Beauty Brands
- Company type: Private
- Industry: Beauty salon
- Founded: 1995
- Founder: Bob Bernstein
- Headquarters: Kansas City, Missouri, United States
- Number of locations: 33 (December 2018)
- Key people: Caryn Lerner CEO-Chief executive officer
- Services: Personal grooming
- Parent: Private
- Website: beautybrands.com

= Beauty Brands =

American midwest-based salon and spa superstore since 1995

Beauty Brands Inc. is a salon and spa superstore developed and founded by the advertising company, Bernstein-Rein. The company headquarters is located in Kansas City, Missouri. The company was purchased in November 2013 by a private California-based company replacing Bob Bernstein and David Bernstein with Lyn Kirby as the CEO and Rich Bos as President respectively.

==Founding==
Robert "Bob" Bernstein, CEO of Bernstein-Rein, advertising company, developed and founded the salon and spa superstore in 1995. Bob's son, David, started with the company in 1995, became Vice President of Operations in 2000, then the COO in 2006 before Bob finally made David President and Owner of Beauty Brands in 2009, with Bob remaining as Chairman-CEO.

==Locations==
As of April 2013, Beauty Brands had 65 locations in 11 states, spanning all over the Midwest with stores in Arizona, Colorado, Kansas, Missouri, Iowa, Oklahoma, North Carolina, Indiana, Illinois, Nebraska, Ohio and Texas.

In December 2018, Beauty Brands downsized the company by closing 35 of its 58 stores they had throughout the country and reduced staff at its headquarters by a third, leaving around 50. Beauty Brands’ CEO Caryn Lerner said “This year has proven to be a tough year for our business despite our efforts to combat industry headwinds. Necessary organizational changes are required heading into the new year. Make no mistake, these are difficult decisions which we did not take lightly.”
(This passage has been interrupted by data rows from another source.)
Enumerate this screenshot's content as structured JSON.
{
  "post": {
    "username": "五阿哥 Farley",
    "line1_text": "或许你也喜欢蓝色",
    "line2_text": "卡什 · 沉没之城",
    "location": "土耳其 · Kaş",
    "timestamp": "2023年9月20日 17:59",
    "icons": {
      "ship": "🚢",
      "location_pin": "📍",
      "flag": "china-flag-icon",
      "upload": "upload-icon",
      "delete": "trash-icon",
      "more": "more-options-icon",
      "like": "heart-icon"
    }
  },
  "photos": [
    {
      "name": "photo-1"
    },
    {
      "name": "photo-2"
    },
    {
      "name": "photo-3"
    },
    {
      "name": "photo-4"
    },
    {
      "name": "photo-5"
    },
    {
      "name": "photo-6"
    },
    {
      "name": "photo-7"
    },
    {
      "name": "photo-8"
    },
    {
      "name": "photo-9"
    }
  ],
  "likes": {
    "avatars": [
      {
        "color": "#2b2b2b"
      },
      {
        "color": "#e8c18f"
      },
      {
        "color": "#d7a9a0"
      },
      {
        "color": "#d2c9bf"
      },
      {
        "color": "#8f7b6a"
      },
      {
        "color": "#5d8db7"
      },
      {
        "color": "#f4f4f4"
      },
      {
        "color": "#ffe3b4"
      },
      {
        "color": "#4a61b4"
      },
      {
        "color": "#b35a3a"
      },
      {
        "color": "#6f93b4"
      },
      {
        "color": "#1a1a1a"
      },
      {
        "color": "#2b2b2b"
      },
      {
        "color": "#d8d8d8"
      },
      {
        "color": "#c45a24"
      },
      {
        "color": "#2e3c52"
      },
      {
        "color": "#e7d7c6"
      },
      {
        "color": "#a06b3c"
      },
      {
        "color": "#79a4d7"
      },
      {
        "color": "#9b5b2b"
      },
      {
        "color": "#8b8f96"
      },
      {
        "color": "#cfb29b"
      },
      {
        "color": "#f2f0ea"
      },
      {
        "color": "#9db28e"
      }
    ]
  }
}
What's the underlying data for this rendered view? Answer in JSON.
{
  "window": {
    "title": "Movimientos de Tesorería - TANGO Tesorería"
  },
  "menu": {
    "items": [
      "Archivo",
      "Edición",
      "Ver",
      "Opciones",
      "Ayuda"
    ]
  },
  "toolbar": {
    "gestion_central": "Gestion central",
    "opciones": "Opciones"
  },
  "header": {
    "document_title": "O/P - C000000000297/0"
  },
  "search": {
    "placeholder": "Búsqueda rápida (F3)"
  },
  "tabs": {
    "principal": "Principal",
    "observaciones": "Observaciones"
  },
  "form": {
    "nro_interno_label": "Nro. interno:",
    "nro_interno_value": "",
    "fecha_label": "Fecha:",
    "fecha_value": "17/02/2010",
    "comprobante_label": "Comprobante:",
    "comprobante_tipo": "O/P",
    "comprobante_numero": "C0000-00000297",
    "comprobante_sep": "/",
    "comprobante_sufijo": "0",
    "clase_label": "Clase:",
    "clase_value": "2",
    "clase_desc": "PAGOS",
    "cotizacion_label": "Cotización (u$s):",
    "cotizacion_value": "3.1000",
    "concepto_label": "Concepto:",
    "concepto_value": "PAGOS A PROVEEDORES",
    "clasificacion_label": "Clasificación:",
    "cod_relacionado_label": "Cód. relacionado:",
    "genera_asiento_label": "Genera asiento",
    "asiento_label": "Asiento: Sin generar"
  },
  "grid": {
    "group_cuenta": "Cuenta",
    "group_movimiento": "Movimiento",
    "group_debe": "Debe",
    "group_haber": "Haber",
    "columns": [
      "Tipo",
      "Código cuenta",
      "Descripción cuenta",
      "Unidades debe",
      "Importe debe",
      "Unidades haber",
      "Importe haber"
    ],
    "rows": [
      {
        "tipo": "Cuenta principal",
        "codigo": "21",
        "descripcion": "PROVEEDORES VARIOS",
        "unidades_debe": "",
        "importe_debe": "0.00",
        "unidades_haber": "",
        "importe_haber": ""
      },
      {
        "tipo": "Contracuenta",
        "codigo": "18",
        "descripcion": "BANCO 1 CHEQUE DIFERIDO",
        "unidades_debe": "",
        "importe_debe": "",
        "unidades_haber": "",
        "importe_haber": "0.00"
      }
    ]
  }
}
In February 2019, The Bernsteins took over the leases at 23 stores, including all 14 in the Kansas City area, and the Lenexa distribution center. A bulk of the stores are in Missouri and Kansas; the remaining six are in Iowa, Illinois, Colorado and Texas.

In August 2019, Beauty Brands re-entered a market, Avon, Indiana for the first time since the Bernsteins took control of the beauty and salon/spa retailer earlier this year. The company previously had Indianapolis-area locations, but those locations closed as part of the company's bankruptcy proceedings prior to the Bernstein's taking over.

In March 2020, Beauty Brands re-entered the Waco, Texas market, making it the 25th location.

==Ownership==
In 2013, the company was purchased in part by Lyn Kirby, the former CEO of Ulta and the buyout group she works for based in California. Kirby bought the majority stake from Bob Bernstein. Bernstein will still have a minority interest in the company. The private-equity buyer and terms of the deal cannot be discussed by either party due to a confidentiality agreement.

Kirby served as CEO of the company, while Rich Bos replaced David Bernstein as president while Bernstein continued to serve as a consultant. Bos spent more than two decades with Ulta, ultimately as the vice president of merchandising.

In 2019, the founder of Beauty Brands, along with his son, former company CEO David Bernstein, won court approval in February to buy the Kansas City-based beauty and salon retailer, which filed for Chapter 11 bankruptcy in January 2019. The Bernsteins took over the leases at 23 stores, including all 12 in the Kansas City area, and the Lenexa distribution center. A bulk of the stores are in Missouri and Kansas; the remaining six are in Iowa, Illinois, Colorado and Texas. Moving forward, the Bernstein's plan to re-establish the fundamentals that initially made Beauty Brands successful, including its customer-first approach that offers the right products, service and attitudes, and a culture that embraces a family and team-building attitude.